Contributed by Vittorio Colaizzi / Some painters insist on calling themselves painters rather than artists, and it’s clear why. “Art” designates is a broad category that admits almost anything, while painting is a tradition centered on a medium. In his recent book, Duchamp’s Telegram, Thierry de Duve argues that, while Marcel Duchamp did not single-handedly invent art in general, he perceived and announced its arrival. Before that, art was inconceivable outside the context of specific media such as painting, sculpture, and architecture. Duchamp’s insight, of course, did not spell the end of painting, Rather, it gave painters the option of retreating into self-sustaining insularity or more expansively embracing how painting and other art overlapped in terms of image, touch, plane, color, space, and voice. Joan Thorne, whose recent paintings are now on view at David Richard Gallery, has taken the latter course, to impressive effect.
An extraordinary thing about Thorne’s paintings is that they reveal no pentimenti. There are painters who seem to premise their work on little else. But Thorne’s surfaces consist of decisive patterns of varying colors and mark, either corralled into zones or opening out across a comparatively vast surface. Her confident execution is anything but rote or dry. Indeed, it can seem frenetic and traditionally expressionist until the viewer again stops to appreciate the deliberation with which all the elements are arranged.
Thorne has been painting since the late 1960s, and, after an early foray into the staining technique that earned her a solo exhibition at the Corcoran Gallery in 1973, she established an enduring vocabulary of gesture and geometry when many other painters were appropriating Minimalism’s pragmatism as to materials while chaffing at its restrictions.
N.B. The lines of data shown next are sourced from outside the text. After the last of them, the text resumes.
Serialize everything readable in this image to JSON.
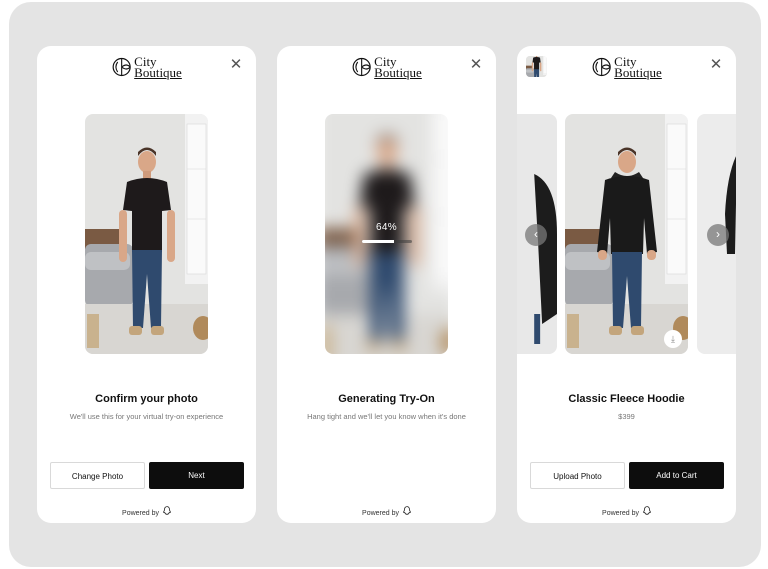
{
  "brand": {
    "line1": "City",
    "line2": "Boutique",
    "logo_icon": "boutique-monogram-icon"
  },
  "close_icon": "✕",
  "screens": [
    {
      "title": "Confirm your photo",
      "subtitle": "We'll use this for your virtual try-on experience",
      "secondary_button": "Change Photo",
      "primary_button": "Next",
      "powered_by": "Powered by"
    },
    {
      "title": "Generating Try-On",
      "subtitle": "Hang tight and we'll let you know when it's done",
      "progress_label": "64%",
      "progress_value": 0.64,
      "powered_by": "Powered by"
    },
    {
      "title": "Classic Fleece Hoodie",
      "price": "$399",
      "secondary_button": "Upload Photo",
      "primary_button": "Add to Cart",
      "powered_by": "Powered by"
    }
  ],
  "icons": {
    "prev": "‹",
    "next": "›",
    "download": "⤓",
    "ghost": "👻"
  },
  "colors": {
    "frame": "#e4e4e4",
    "primary": "#0d0d0d",
    "tee": "#1e1a1b",
    "hoodie": "#1a1a1a",
    "jeans": "#2f4a6e"
  }
}
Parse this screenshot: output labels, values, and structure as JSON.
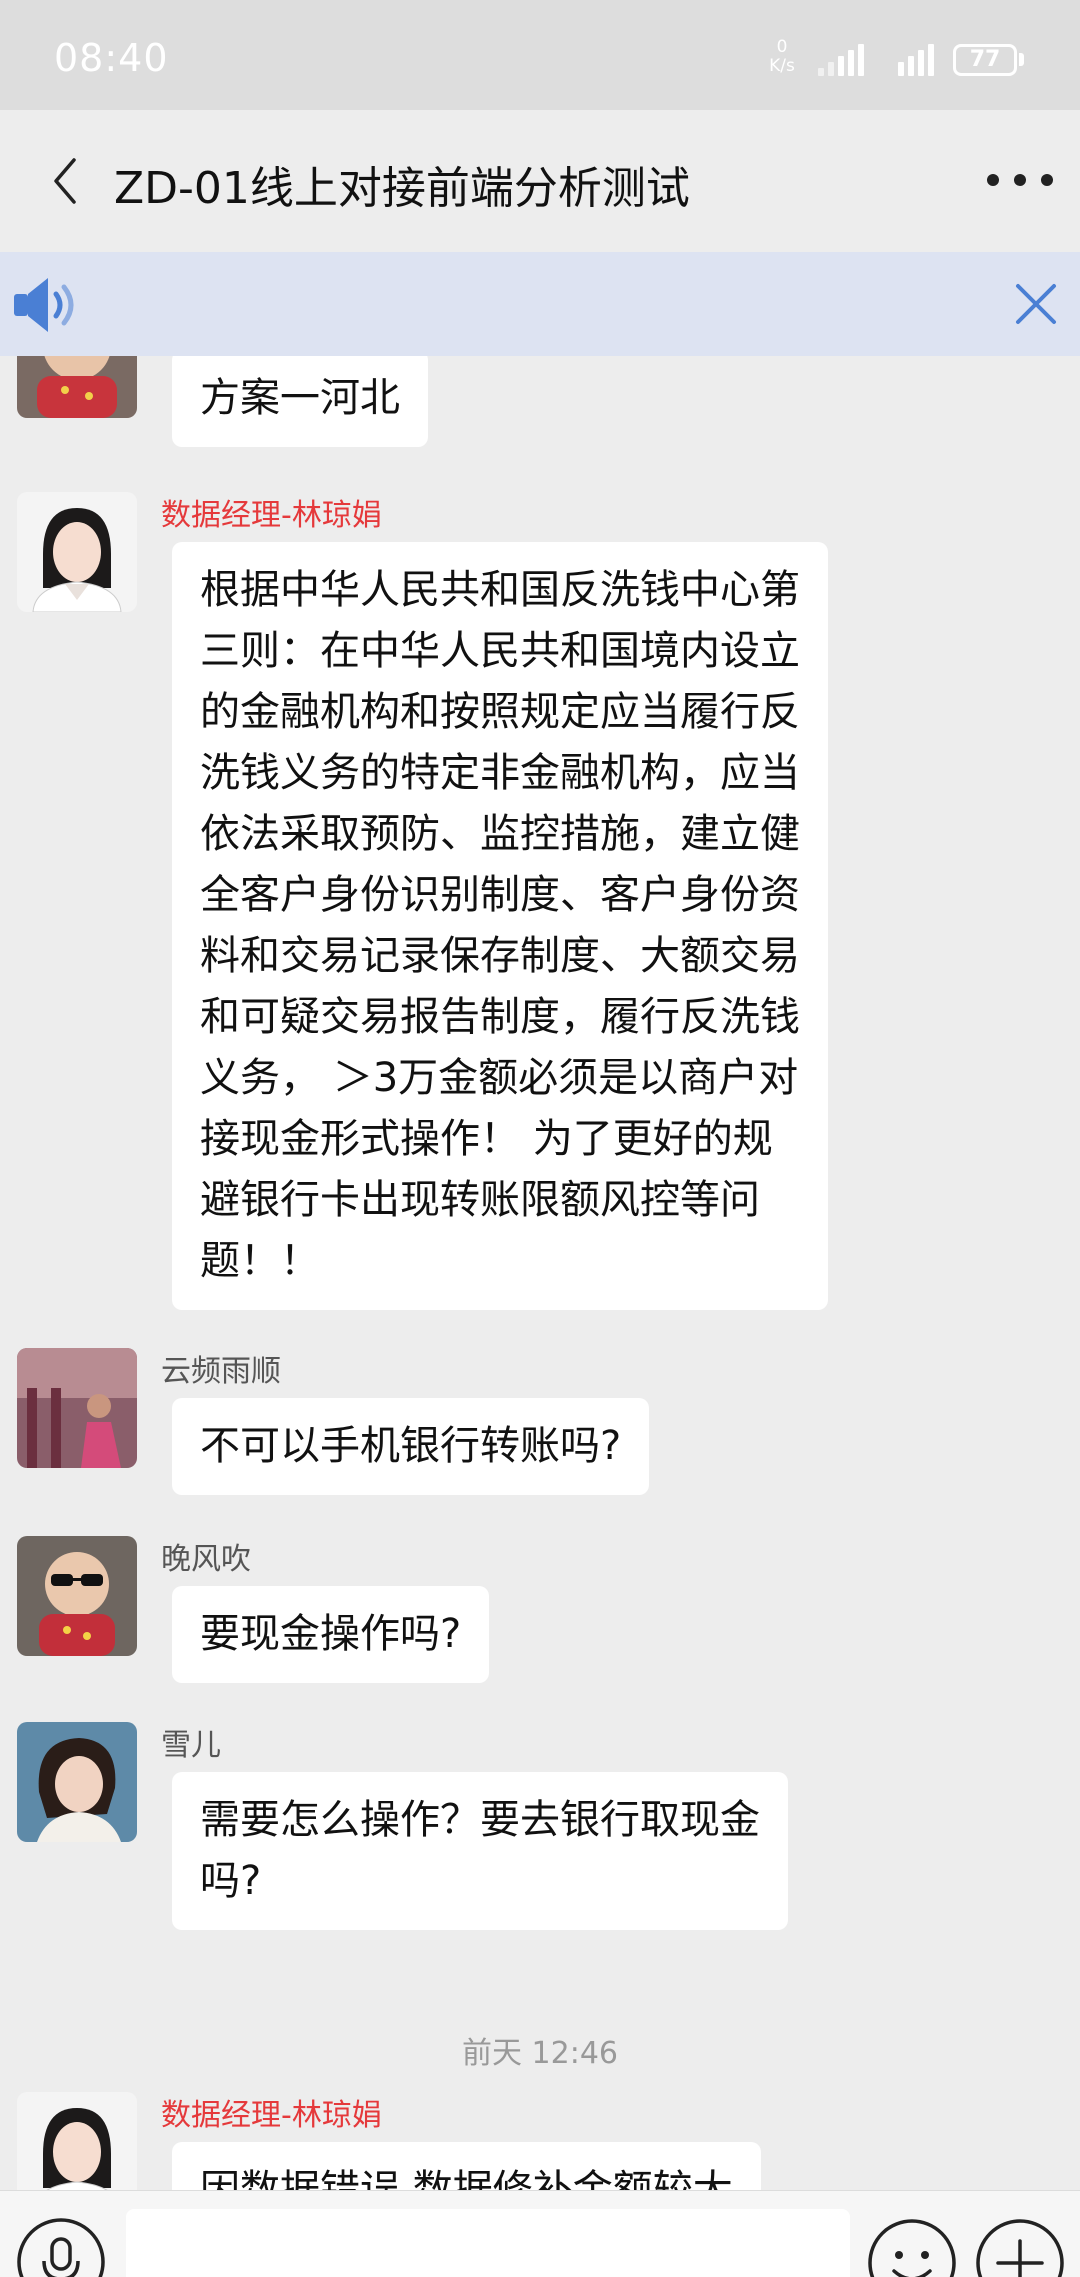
{
  "status_bar": {
    "time": "08:40",
    "net_speed_value": "0",
    "net_speed_unit": "K/s",
    "battery": "77"
  },
  "header": {
    "title": "ZD-01线上对接前端分析测试",
    "back_icon": "chevron-left-icon",
    "more_icon": "more-horizontal-icon"
  },
  "voice_banner": {
    "speaker_icon": "speaker-icon",
    "close_icon": "close-icon"
  },
  "messages": [
    {
      "sender": "",
      "lines": [
        "方案一河北"
      ]
    },
    {
      "sender": "数据经理-林琼娟",
      "lines": [
        "根据中华人民共和国反洗钱中心第",
        "三则：在中华人民共和国境内设立",
        "的金融机构和按照规定应当履行反",
        "洗钱义务的特定非金融机构，应当",
        "依法采取预防、监控措施，建立健",
        "全客户身份识别制度、客户身份资",
        "料和交易记录保存制度、大额交易",
        "和可疑交易报告制度，履行反洗钱",
        "义务， ＞3万金额必须是以商户对",
        "接现金形式操作！ 为了更好的规",
        "避银行卡出现转账限额风控等问",
        "题！！"
      ]
    },
    {
      "sender": "云频雨顺",
      "lines": [
        "不可以手机银行转账吗?"
      ]
    },
    {
      "sender": "晚风吹",
      "lines": [
        "要现金操作吗?"
      ]
    },
    {
      "sender": "雪儿",
      "lines": [
        "需要怎么操作？要去银行取现金",
        "吗?"
      ]
    },
    {
      "sender": "数据经理-林琼娟",
      "lines": [
        "因数据错误 数据修补金额较大"
      ]
    }
  ],
  "timestamp": "前天 12:46",
  "input_bar": {
    "voice_icon": "microphone-icon",
    "placeholder": "",
    "emoji_icon": "smiley-icon",
    "plus_icon": "plus-icon"
  },
  "colors": {
    "status_bar_bg": "#dddddd",
    "header_bg": "#ededed",
    "banner_bg": "#dde3f2",
    "accent_blue": "#4a7fd4",
    "sender_red": "#e5393b",
    "bubble_bg": "#ffffff"
  }
}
Thorne similarly embraced a near-performative mode, with thick, knife-riven furrows leading towards but just shy of the canvas edge. Over the years, she seems to have mellowed, losing none of her intensity of feeling but turning inward, the high impasto giving way to saturated and layered vistas.
Her most recent paintings, such as Chitara and Miracle (both made this year),are notably insistent in their frontality. The former lines up roughly vertical but irregular swaths of actively brushed areas reveal endless surprise and interest around their borders, while the latter presents a dramatic contrast between flattened, undulating, and multidirectional peripheral zones and a deep chasm in that eccentric central shape. Freedom and abandon in terms of color is pervasive, as she alternately uses esoteric neutrals and tertiaries and, to evoke conceptualism, blazing primaries.
To picture something, even a geometric shape, in an imaginary space was heresy to high modernist purists because it undermined the full actuality of object, place, and process. While the art world is richer for the relaxation of these precepts, Thorne highlights the hope and belief that lay behind them by placing them side-by-side with their opposite. In Orango, a row of concentric green arcs – complicated by her signature trembling – frames a riotous zone of magenta, cobalt, and powdery violet. Only after some deciphering does the sequence and nature of layers become apparent, as the literal and the illusionistic interpenetrate. In this painting and others, the brushstroke, inherently metaphorical and culturally loaded, operates in the tactile space of the painting’s construction.
The difference between these paintings’ integration of the real and the pictorial, and the activity in physical and discursive space of art in general, is only a matter of degree and scale. Thorne’s work, to be sure, is unabashedly and joyfully painting. Yet it celebrates elements of touch and saturation, among others, that tantalize and fascinate viewers, and, moreover, open portals into wider human concerns about desire, patience, concentration, and commitment. Clearly Thorne’s paintings also operate as art in general, holding their own against the readymade or the specific object – not as polarizing advocacy for painting but as a generous gift of shared experience.
“Joan Thorne, An Odyssey of Color,” David Richard Gallery, 508 West 26th Street, Suite 9E, New York, NY. Through April 18, 2024.